Village News Correspondent
The San Diego County Board of Supervisors approved an amendment to the county’s agreement to reimburse Granite Construction for improvements to state Route 76.
The board voted 5-0, Sept. 13, to extend the time for the county to reimburse Granite Construction by 25 years, and the agreement amendment also clarified the process under which Granite Construction can transfer some of the company’s Transportation Infrastructure Fee credits to other developers to reduce Granite Construction’s unpaid balance at a faster rate. The supervisors also directed county staff to analyze the possibility of reinstating the reimbursement option for improvements which exceed a developer’s TIF payment requirements.
“This seems like a good idea,” Supervisor Ron Roberts said.

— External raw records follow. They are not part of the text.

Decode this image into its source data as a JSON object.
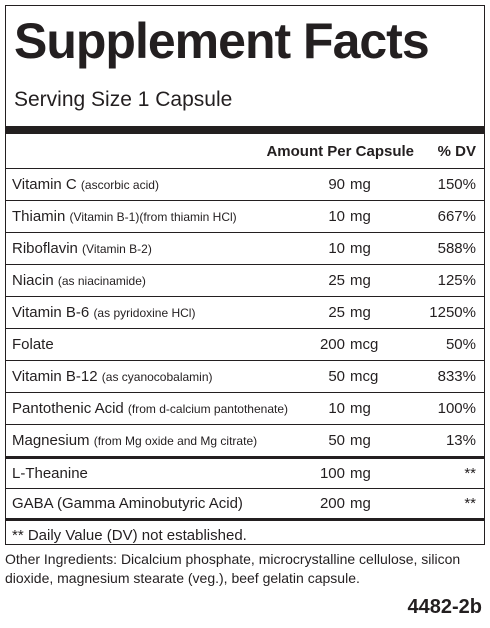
{
  "header": {
    "title": "Supplement Facts",
    "serving_size": "Serving Size 1 Capsule"
  },
  "table": {
    "columns": [
      "Amount Per Capsule",
      "% DV"
    ],
    "sections": [
      {
        "rows": [
          {
            "name": "Vitamin C",
            "note": "(ascorbic acid)",
            "amount": 90,
            "unit": "mg",
            "dv": "150%"
          },
          {
            "name": "Thiamin",
            "note": "(Vitamin B-1)(from thiamin HCl)",
            "amount": 10,
            "unit": "mg",
            "dv": "667%"
          },
          {
            "name": "Riboflavin",
            "note": "(Vitamin B-2)",
            "amount": 10,
            "unit": "mg",
            "dv": "588%"
          },
          {
            "name": "Niacin",
            "note": "(as niacinamide)",
            "amount": 25,
            "unit": "mg",
            "dv": "125%"
          },
          {
            "name": "Vitamin B-6",
            "note": "(as pyridoxine HCl)",
            "amount": 25,
            "unit": "mg",
            "dv": "1250%"
          },
          {
            "name": "Folate",
            "amount": 200,
            "unit": "mcg",
            "dv": "50%"
          },
          {
            "name": "Vitamin B-12",
            "note": "(as cyanocobalamin)",
            "amount": 50,
            "unit": "mcg",
            "dv": "833%"
          },
          {
            "name": "Pantothenic Acid",
            "note": "(from d-calcium pantothenate)",
            "amount": 10,
            "unit": "mg",
            "dv": "100%"
          },
          {
            "name": "Magnesium",
            "note": "(from Mg oxide and  Mg citrate)",
            "amount": 50,
            "unit": "mg",
            "dv": "13%"
          }
        ]
      },
      {
        "rows": [
          {
            "name": "L-Theanine",
            "amount": 100,
            "unit": "mg",
            "dv": "**"
          },
          {
            "name": "GABA (Gamma Aminobutyric Acid)",
            "amount": 200,
            "unit": "mg",
            "dv": "**"
          }
        ]
      }
    ]
  },
  "footnote": "** Daily Value (DV) not established.",
  "other_ingredients": "Other Ingredients:  Dicalcium phosphate, microcrystalline cellulose, silicon dioxide, magnesium stearate (veg.), beef gelatin capsule.",
  "code": "4482-2b"
}
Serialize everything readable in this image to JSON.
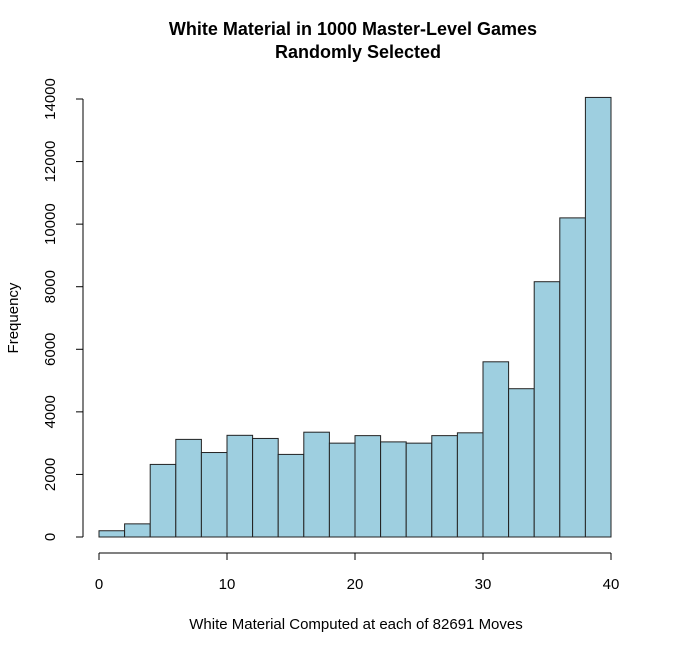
{
  "chart_data": {
    "type": "bar",
    "title": "White Material in 1000 Master-Level Games",
    "subtitle": "Randomly Selected",
    "xlabel": "White Material Computed at each of 82691 Moves",
    "ylabel": "Frequency",
    "bin_edges": [
      0,
      2,
      4,
      6,
      8,
      10,
      12,
      14,
      16,
      18,
      20,
      22,
      24,
      26,
      28,
      30,
      32,
      34,
      36,
      38,
      40
    ],
    "values": [
      200,
      420,
      2320,
      3120,
      2700,
      3250,
      3150,
      2640,
      3350,
      3000,
      3240,
      3040,
      3000,
      3240,
      3330,
      5600,
      4740,
      8160,
      10200,
      14050
    ],
    "xlim": [
      0,
      40
    ],
    "ylim": [
      0,
      14000
    ],
    "x_ticks": [
      0,
      10,
      20,
      30,
      40
    ],
    "y_ticks": [
      0,
      2000,
      4000,
      6000,
      8000,
      10000,
      12000,
      14000
    ],
    "grid": false,
    "bar_color": "#9ecfe0",
    "bar_edge_color": "#222222"
  }
}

In April 2005, the board of supervisors adopted a Transportation Impact Fee ordinance in order to comply with state law and provide funding for the construction of transportation facilities needed to support the increased traffic generated by new development. The Transportation Impact Fee is actually an option rather than a requirement; developers may still perform an individual cumulative impact traffic study and make the appropriate mitigation. The TIF ordinance was expected to help small developers who could address their projects’ impacts easier with a single check rather than with a comprehensive cumulative impact study. The TIF assessment includes both the project’s share of costs for future road improvements within the project’s community planning area and a regional roads fee to cover multi-community roads within the designated region.
The initial TIF ordinance included a clause which allowed for reimbursement to developers who advanced funding and constructed road improvements which eliminated capacity deficiencies in roads identified in the TIF plan. Those reimbursements covered only verified actual costs beyond the TIF costs the developer was required to pay for the project.
“The credits were in effect built into the TIF rates,” Rich Crompton, the director of the county’s Department of Public Works, said.
In October 2002, the board of supervisors granted a Major Use Permit for the Rosemary’s Mountain quarry and also certified the Environmental Impact Report and addendum. The project site consists of 96.4 acres approximately 1.25 miles east of Interstate 15, and the quarry entrance is approximately 2,000 feet west of Couser Canyon Road. The conditions of approval required Granite Construction Company to realign SR-76 and widen the road from two lanes to four from I-15 to the project entrance.
“Granite Construction paid for the entire improvement all the way from I-15 past the quarry,” Supervisor Bill Horn said.
The Transportation Impact Fee program had not yet been implemented in 2002, and SR-76 east of I-15 was not included in the Regional Transportation Plan approved by the San Diego Association of Governments, so the improvements likely would not have been constructed during much of the 20-year period in which Granite Construction is estimated to mine approximately 22 million tons of aggregate.
In October 2006, the board of supervisors voted 5-0 to approve an agreement with Granite Construction Company to reimburse the company for work performed on SR-76 as part of the Rosemary’s Mountain project. The TIF amount was deducted from the total reimbursement amount, and the agreement stipulated that the reimbursement began upon completion and acceptance of the facilities and determination of the actual cost. The agreement noted that the reimbursement would occur through TIF credits for other projects, cash reimbursement or a combination of those two and that payments would be made quarterly from fees collected in the North Region TIF fund. The Bonsall, Fallbrook, Pala-Pauma, Rainbow and Valley Center community planning areas are all within the North Region.
The road improvements to SR-76 were completed in 2009. The agreement called for Granite Construction to be reimbursed fully over a 25-year period. Currently $16 million is owned to Granite Construction, and at the current TIF collection rate it is unlikely that the full reimbursement amount will be paid within the 25-year term.
The reimbursement must utilize TIF revenue from the North Region.
“It’s very limited funding,” Sarah Aghassi, the county’s deputy chief administrative officer for the county’s Land Use and Environment Group, said.
“This is a pretty isolated area,” Horn said. “There has not been a whole lot of development in this area to get them reimbursed, so I think we should extend it.”
The extension changes the end of the reimbursement period from 2031 to 2056.
The TIF ordinance was amended in October 2012, and the clause to reimburse developers for constructing improvements beyond their TIF assessment was removed. County staff will explore whether the reimbursement credit provision can be restored without increasing TIF charges for other developers.
“This is a good way to get improvements,” Horn said.